И тогда этот блистательный герой начал с жаром рассказывать историю своей жизни и о том, как любовь к этой вольной языческой красоте привела его в недра полой горы Гёрзельберг, где он в качестве возлюбленного прекрасной дамы Венеры вел жизнь в духе вольной языческой погони за удовольствиями. Он поведал о том, как после семи лет языческой вольницы недруги среднего возраста побудили его к раскаянию, но именно среди высших церковных иерархов он нашел менее всего сочувствия. Поэтому Таннгейзер вернулся к наслаждениям языческой вольницы, насколько они были совместимы с его преклонным возрастом, потому что у него вызывали отвращение эти хнычущие, лицемерные и жестокие церковники.

Джеральд слушал. Он помнил, как в Зеркале Кэр Омна он некоторое время был Таннгейзером. Но в силу странных обстоятельств Джеральд стал подозревать, что время каким-то образом изменяет его, в прошлом такого убежденного иконоборца, потому что сейчас этот воинственный герой – который был одним из прошлых воплощений Джеральда – казался Джеральду слишком картинным и до прискорбия глупым. Ведь вся эта история вела к ложным заключениям. Из нее следовало, что Бог находится в ссоре с главой собственной Церкви. Она неизбежно порождала громкие насмешки над буржуазными добродетелями и обвинения в адрес людей, которые, в конце концов, не сделали ничего хуже того, что провели спокойно и в согласии со здравым смыслом свои жизни, – жизни, которые Таннгейзер сейчас порицал, что казалось Джеральду пустым ребячеством. Не было никакой разумной причины, по которой достопочтенный римский папа должен был цацкаться и нянчиться со старым, закоренелым грешником, только что покинувшим первоклассный бордель. По мнению Джеральда, Небеса, публично унизив папу Урбана, поступили нетактично и нарушили esprit de corps, который должен существовать между духовными лицами всех церквей как между товарищами по работе. И в любом случае рассуждения Таннгейзера о религии были не того сорта, чтобы Джеральд, который был теперь богом, мог слушать их с одобрением.

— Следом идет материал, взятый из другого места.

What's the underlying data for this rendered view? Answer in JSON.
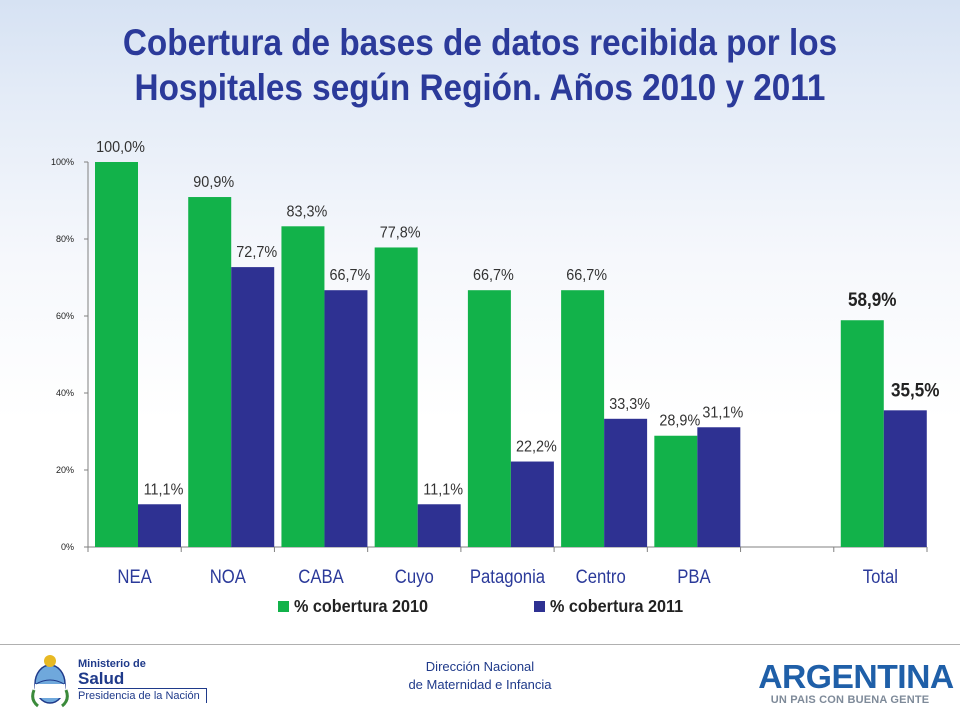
{
  "chart_data": {
    "type": "bar",
    "title": "Cobertura de bases de datos recibida por los Hospitales según Región. Años 2010 y 2011",
    "categories": [
      "NEA",
      "NOA",
      "CABA",
      "Cuyo",
      "Patagonia",
      "Centro",
      "PBA",
      "",
      "Total"
    ],
    "series": [
      {
        "name": "% cobertura 2010",
        "color": "#12b24a",
        "values": [
          100.0,
          90.9,
          83.3,
          77.8,
          66.7,
          66.7,
          28.9,
          null,
          58.9
        ],
        "labels": [
          "100,0%",
          "90,9%",
          "83,3%",
          "77,8%",
          "66,7%",
          "66,7%",
          "28,9%",
          "",
          "58,9%"
        ]
      },
      {
        "name": "% cobertura 2011",
        "color": "#2e3192",
        "values": [
          11.1,
          72.7,
          66.7,
          11.1,
          22.2,
          33.3,
          31.1,
          null,
          35.5
        ],
        "labels": [
          "11,1%",
          "72,7%",
          "66,7%",
          "11,1%",
          "22,2%",
          "33,3%",
          "31,1%",
          "",
          "35,5%"
        ]
      }
    ],
    "yticks": [
      "0%",
      "20%",
      "40%",
      "60%",
      "80%",
      "100%"
    ],
    "ylim": [
      0,
      100
    ],
    "grid": false,
    "legend": "bottom"
  },
  "footer": {
    "center_line1": "Dirección Nacional",
    "center_line2": "de Maternidad e Infancia",
    "ministry_line1": "Ministerio de",
    "ministry_line2": "Salud",
    "ministry_line3": "Presidencia de la Nación",
    "brand": "ARGENTINA",
    "brand_slogan": "UN PAIS CON BUENA GENTE"
  }
}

Но Джеральд все-таки слушал и довольно дружелюбно улыбался.

– Знаю, знаю! – сказал Джеральд. – Я все о вас знаю, мессир Таннгейзер. Когда вы раскаялись в дурных поступках – а вы действительно совершили их предостаточно, – вы с надеждой обратились к религии. Но – alas! Ее служители вас оттолкнули. Вы обнаружили, что они – тоже люди, подверженные человеческим слабостям. Вы обнаружили, что перед лицом Небес даже папа может совершать ошибки. Поэтому, вполне естественно, вы решили утопить удивление и ужас от этого открытия в безудержном пьянстве и язвительных упреках в адрес всех добропорядочных прихожан. Ведь ваше открытие было революционным: звезды сошли со своих мест, чтобы посмотреть, как человек совершает ошибку. Ты тоже, должно быть, нашел это зрелище исключительно тягостным. Однако в этом смысле ты оказался полезен для романтического искусства.